Having taken in the bright lights of Tokyo, the next stop on our itinerary was Japan’s iconic Mount Fuji, a picture-perfect symmetrical active volcano – when it shows itself from behind the clouds, that is! Whilst do-able as a day trip from Tokyo, Fuji-san’s surrounding area merits a couple of days if you’ve got the time; besides the famous lakes in the foothills, there are lava caves and restored traditional villages to explore.
Although all of our accommodation was pre-booked, we were winging it when it came to transport since our pre-trip research had led us to the conclusion that the JR Pass simply didn’t make financial sense for our trip; it’s fair to say that Brexit didn’t help the situation.

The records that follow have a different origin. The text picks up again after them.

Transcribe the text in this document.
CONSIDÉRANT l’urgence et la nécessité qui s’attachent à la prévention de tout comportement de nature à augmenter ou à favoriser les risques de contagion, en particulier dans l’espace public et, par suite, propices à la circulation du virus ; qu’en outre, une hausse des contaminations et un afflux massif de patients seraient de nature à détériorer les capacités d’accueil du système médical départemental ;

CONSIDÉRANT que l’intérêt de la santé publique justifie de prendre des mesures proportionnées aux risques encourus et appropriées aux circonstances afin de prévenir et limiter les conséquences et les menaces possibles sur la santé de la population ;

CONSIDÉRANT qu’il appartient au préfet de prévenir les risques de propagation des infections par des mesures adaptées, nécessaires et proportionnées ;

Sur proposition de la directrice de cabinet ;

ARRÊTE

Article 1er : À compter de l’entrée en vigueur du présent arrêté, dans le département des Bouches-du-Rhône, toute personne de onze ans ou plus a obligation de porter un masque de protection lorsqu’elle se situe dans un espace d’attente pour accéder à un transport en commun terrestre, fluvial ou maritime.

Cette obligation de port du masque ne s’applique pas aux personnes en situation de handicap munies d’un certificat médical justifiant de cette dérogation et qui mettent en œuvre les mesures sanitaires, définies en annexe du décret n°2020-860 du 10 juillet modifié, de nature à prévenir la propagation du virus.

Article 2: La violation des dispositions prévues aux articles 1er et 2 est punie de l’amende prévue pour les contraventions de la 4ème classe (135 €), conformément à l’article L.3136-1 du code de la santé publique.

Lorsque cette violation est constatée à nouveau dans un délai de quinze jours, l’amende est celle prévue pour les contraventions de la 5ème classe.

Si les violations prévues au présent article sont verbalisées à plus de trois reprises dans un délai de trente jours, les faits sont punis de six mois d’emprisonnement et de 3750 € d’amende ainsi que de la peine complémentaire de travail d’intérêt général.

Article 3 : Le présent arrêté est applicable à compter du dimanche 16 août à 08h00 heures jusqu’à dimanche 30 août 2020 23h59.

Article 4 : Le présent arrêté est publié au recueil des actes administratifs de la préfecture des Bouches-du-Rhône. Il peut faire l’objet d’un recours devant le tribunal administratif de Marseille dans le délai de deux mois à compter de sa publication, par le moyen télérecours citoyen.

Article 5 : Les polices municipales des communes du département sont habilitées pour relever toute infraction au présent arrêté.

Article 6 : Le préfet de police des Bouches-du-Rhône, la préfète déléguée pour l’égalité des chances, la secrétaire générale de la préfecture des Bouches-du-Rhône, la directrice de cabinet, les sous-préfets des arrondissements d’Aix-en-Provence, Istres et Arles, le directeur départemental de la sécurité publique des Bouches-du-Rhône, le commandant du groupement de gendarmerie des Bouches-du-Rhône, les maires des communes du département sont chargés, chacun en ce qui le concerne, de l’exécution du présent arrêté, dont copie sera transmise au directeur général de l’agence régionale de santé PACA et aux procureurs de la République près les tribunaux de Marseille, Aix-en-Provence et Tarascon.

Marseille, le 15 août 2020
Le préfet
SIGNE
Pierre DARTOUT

Having had the foresight to check buses the night before leaving Tokyo, we reserved a spot on the 13:15 highway bus from Shinjuku to Kawaguchiko and printed the booking confirmations out at the hostel.
After spending the morning wandering round Ueno and devouring more watermelon skewers from Ameya-Yokochō, the open-air market, we hauled our rucksacks over to Shinjuku. Finding Shinjuku Highway Bus Terminal was a challenge in itself; following signs through a labyrinth-esque shopping mall resulted in a dead end and we were left feeling thoroughly puzzled. As it turned out, the aforementioned terminal closed earlier this year and buses now depart from the similarly-named Shinjuku Expressway Bus Terminal, but signs were yet to be updated. A handy printout from a travel agency set us on the right path, and we made it with plenty of time to spare.
Hopping off the bus to a non-existent view of Mount Fuji, we stocked up on leaflets from the tourist information centre, picked up a bite to eat from a 7-Eleven and headed to K’s House Mt Fuji, our home for the next couple of nights. Furnished with a low table, cushions, tatami mats and futons, our Japanese-style room at a mere ¥8400 (£65) per person for two nights fitted the bill perfectly. We also discovered the hostel was home to a “Western” loo (i.e. the high-tech Japanese variety) and an “Asian” loo (i.e. a squat toilet). We’ll gloss over the time I opened the door on someone as they’d forgotten to lock the door . . .
Fuelled up and ready for action, we set off in search of a panoramic view of Fuji-san. Ominous grey clouds loomed over Lake Kawaguchi; the overcast weather meant we saw virtually no-one by the lake, nor on our walk up Mount Tenjo.
With the Kachi-Kachi Ropeway closed due to an impending thunderstorm, we decided to head up Mount Tenjo on foot; despite difficulties locating the starting point of the trail we soon commenced the short but steep ascent.
Colourful hydrangeas lined the aptly-named Hydrangea Route and the wooded mountainside had an earthy scent following the morning’s rain. Handy signs informed us of viewing points – both of Mount Fuji and Lake Kawaguchi – and before long we had reached Nakabadaira Observation Area.
Hiding behind the clouds some sixteen miles away was Japan’s revered Mount Fuji. Several claps of thunder and lightning strikes later, the clouds cleared ever so slightly to reveal Fuji-san’s symmetrical silhouette.
Blink and you’ll miss it – Mount Fuji waits for no-one. Fortunately, the picturesque Lake Kawaguchi does and the aerial views of this tranquil lake surrounded by lush greenery compensated for a lack of cooperation on Mount Fuji’s part.
When Fuji-san once again disappeared behind the clouds, we made our way back to K’s House before heading out for tea. We opted to follow the hostel staff’s recommendations and set off in the pouring rain for Kosaku Hoto Kosaku. This traditional eatery features tatami mats, low tables and a menu brimming with local specialities. Laurence opted for the spicy pork hōtō (similar to miso soup with lots of seasonal vegetables), whilst I went for some tasty duck skewers.
- Reservations for the Shinjuku-Kawaguchiko highway bus can be made online; payment is made at the bus station prior to departure.
- K’s House Mt Fuji is an affordable and friendly hostel, located only a short walk away from Lake Kawaguchi and a host of delicious eateries. Plus, when Mount Fuji’s being cooperative you can actually see it from the first floor of the hostel.
- If you want to save some yen, skip the Kachi-Kachi Ropeway and make your way up Mount Tenjo on foot; it takes half an hour or so to reach the summit on the novice-friendly route. Wear appropriate footwear, and consider the weather – it was only when we actually heard the thunder that we realised we were in the worst possible place during a thunderstorm.